Art, Theory and Practice in the Anthropocene contributes to the growing literature on artistic responses to global climate change and its consequences. Designed to include multiple perspectives, it contains essays by thirteen art historians, art critics, curators, artists and educators, and offers different frameworks for talking about visual representation and the current environmental crisis. The anthology models a range of methodological approaches drawn from different disciplines, and contributes to an understanding of how artists and those writing about art construct narratives around the environment. The book is illustrated with examples of art by nearly thirty different contemporary artists.
I am honored to offer a review of 'Art, Theory and Practice in the Anthropocene', edited by Julie Reiss. This outstanding collection of essays focuses on the role of art (primarily visual) in response to environmental awareness and audience engagement in the context of the Anthropocene. The volume's essays range from scholarly theory and reflection on the role of arts during a time of dramatic anthropogenic climate change and ecological/species decline to thoughts and reflections on specific exhibits, installations, projects and collaborations, community and pedagogical examples, and activist art projects. Reiss' Introduction notes the increasing need for art and the humanities to creatively connect with audiences in rethinking/reimaging their place in the other-than-human world in order to forge new stories of change and possibly even hope.
While differing in style and purpose, each essay is excellently written and cogent to a wide array of readers.

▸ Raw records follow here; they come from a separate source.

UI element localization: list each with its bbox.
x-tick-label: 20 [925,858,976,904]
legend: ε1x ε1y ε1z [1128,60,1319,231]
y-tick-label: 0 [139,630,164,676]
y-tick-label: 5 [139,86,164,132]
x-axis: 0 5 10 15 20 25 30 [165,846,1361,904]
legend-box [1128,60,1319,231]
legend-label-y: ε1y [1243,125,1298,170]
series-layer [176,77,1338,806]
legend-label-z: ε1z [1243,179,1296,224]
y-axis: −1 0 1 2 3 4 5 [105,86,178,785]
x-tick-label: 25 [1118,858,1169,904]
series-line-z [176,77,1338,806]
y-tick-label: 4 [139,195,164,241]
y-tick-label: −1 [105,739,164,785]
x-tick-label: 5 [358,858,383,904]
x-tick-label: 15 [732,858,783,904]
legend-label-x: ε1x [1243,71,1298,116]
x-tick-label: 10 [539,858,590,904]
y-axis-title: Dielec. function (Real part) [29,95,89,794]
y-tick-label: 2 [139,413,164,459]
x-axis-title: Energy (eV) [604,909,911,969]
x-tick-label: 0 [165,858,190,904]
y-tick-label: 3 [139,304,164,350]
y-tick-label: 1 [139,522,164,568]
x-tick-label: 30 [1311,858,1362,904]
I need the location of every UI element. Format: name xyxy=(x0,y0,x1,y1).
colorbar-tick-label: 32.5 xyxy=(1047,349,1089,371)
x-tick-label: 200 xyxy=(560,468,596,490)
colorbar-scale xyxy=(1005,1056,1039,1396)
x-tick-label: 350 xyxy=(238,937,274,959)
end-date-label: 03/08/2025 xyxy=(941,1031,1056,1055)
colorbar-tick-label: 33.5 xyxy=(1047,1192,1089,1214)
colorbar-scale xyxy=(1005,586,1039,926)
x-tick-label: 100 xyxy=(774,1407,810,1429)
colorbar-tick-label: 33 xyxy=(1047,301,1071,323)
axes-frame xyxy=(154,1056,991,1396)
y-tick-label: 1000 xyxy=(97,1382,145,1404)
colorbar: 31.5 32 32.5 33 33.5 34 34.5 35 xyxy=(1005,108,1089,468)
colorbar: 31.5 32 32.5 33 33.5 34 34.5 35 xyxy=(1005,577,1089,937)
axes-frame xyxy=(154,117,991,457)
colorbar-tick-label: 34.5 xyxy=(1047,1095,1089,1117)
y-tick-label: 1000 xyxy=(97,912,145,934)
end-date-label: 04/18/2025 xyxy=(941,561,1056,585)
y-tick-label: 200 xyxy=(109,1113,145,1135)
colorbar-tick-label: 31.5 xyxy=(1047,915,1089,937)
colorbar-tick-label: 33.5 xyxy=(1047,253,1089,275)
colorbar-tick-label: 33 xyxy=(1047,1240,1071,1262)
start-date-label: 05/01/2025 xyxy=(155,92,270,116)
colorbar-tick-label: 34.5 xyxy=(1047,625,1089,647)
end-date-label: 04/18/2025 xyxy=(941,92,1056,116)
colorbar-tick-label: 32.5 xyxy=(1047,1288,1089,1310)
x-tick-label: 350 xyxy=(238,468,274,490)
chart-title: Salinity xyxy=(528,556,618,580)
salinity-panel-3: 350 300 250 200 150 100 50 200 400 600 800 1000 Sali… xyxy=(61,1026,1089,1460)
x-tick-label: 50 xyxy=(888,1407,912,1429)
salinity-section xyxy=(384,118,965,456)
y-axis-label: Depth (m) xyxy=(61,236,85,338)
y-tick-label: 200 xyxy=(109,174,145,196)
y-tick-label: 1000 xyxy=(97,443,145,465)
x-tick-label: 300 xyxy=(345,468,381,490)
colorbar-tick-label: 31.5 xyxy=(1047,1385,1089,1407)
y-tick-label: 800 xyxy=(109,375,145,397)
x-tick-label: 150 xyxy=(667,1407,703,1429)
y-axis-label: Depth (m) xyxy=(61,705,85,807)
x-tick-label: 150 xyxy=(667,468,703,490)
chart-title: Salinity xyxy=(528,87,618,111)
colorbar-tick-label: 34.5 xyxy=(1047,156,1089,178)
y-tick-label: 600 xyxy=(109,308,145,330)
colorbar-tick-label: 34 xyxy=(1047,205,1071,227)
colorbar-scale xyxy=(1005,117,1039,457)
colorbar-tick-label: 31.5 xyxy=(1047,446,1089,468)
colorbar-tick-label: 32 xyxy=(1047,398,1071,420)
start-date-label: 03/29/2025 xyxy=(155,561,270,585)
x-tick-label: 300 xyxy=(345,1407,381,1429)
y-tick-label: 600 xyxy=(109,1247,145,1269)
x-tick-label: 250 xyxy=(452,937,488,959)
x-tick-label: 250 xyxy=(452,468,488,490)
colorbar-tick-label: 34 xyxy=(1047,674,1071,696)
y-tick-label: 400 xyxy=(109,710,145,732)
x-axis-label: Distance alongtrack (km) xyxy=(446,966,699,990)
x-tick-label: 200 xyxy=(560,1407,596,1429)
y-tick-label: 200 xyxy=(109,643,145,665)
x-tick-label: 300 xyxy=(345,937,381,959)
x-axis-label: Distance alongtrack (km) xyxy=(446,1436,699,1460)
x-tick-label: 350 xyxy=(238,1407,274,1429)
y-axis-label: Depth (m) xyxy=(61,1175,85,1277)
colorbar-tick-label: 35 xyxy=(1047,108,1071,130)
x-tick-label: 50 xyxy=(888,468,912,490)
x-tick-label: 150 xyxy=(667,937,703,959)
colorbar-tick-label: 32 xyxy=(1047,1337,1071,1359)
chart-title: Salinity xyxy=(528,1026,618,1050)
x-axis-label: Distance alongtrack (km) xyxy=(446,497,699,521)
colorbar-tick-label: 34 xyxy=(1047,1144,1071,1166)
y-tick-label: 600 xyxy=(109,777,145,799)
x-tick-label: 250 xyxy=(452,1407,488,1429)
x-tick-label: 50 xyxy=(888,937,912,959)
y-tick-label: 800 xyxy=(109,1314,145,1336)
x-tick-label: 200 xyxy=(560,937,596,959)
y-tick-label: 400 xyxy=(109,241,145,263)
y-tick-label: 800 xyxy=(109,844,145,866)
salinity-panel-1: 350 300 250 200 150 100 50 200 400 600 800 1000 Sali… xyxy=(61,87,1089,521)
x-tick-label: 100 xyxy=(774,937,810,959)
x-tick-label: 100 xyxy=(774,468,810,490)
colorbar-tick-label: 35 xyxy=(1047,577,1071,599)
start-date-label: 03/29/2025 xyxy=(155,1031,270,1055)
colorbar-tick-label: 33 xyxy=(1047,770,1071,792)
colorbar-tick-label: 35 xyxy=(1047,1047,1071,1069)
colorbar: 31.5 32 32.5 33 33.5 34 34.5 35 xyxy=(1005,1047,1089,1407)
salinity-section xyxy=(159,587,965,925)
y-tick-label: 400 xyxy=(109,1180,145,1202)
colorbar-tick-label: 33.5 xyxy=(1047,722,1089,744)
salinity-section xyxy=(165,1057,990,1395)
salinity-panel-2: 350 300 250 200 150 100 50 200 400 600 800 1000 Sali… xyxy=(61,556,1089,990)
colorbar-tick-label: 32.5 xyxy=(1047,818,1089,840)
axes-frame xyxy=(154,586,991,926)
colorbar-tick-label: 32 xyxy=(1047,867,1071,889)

Art, Theory and Practice in the Anthropocene is an essential book in the catalogue of environmental humanities scholarship by contextualizing the possibilities for environmentally engaged visual arts.
Prof. David Taylor
Stony Brook University
Art, Theory and Practice in the Anthropocene" will be an invaluable resource for artists and art teachers who are trying to figure out how art can make a difference in a time of climate change. Its authors present a wide range of perspectives. They take on, among other questions: how can art directly act on environmental problems? What practical effects can art have on specific audiences? What standards can be created to evaluate the relative effectiveness of various approaches? This book is an important addition to the growing literature on our increasingly fraught situation and injects a note of hope and agency into a vital debate.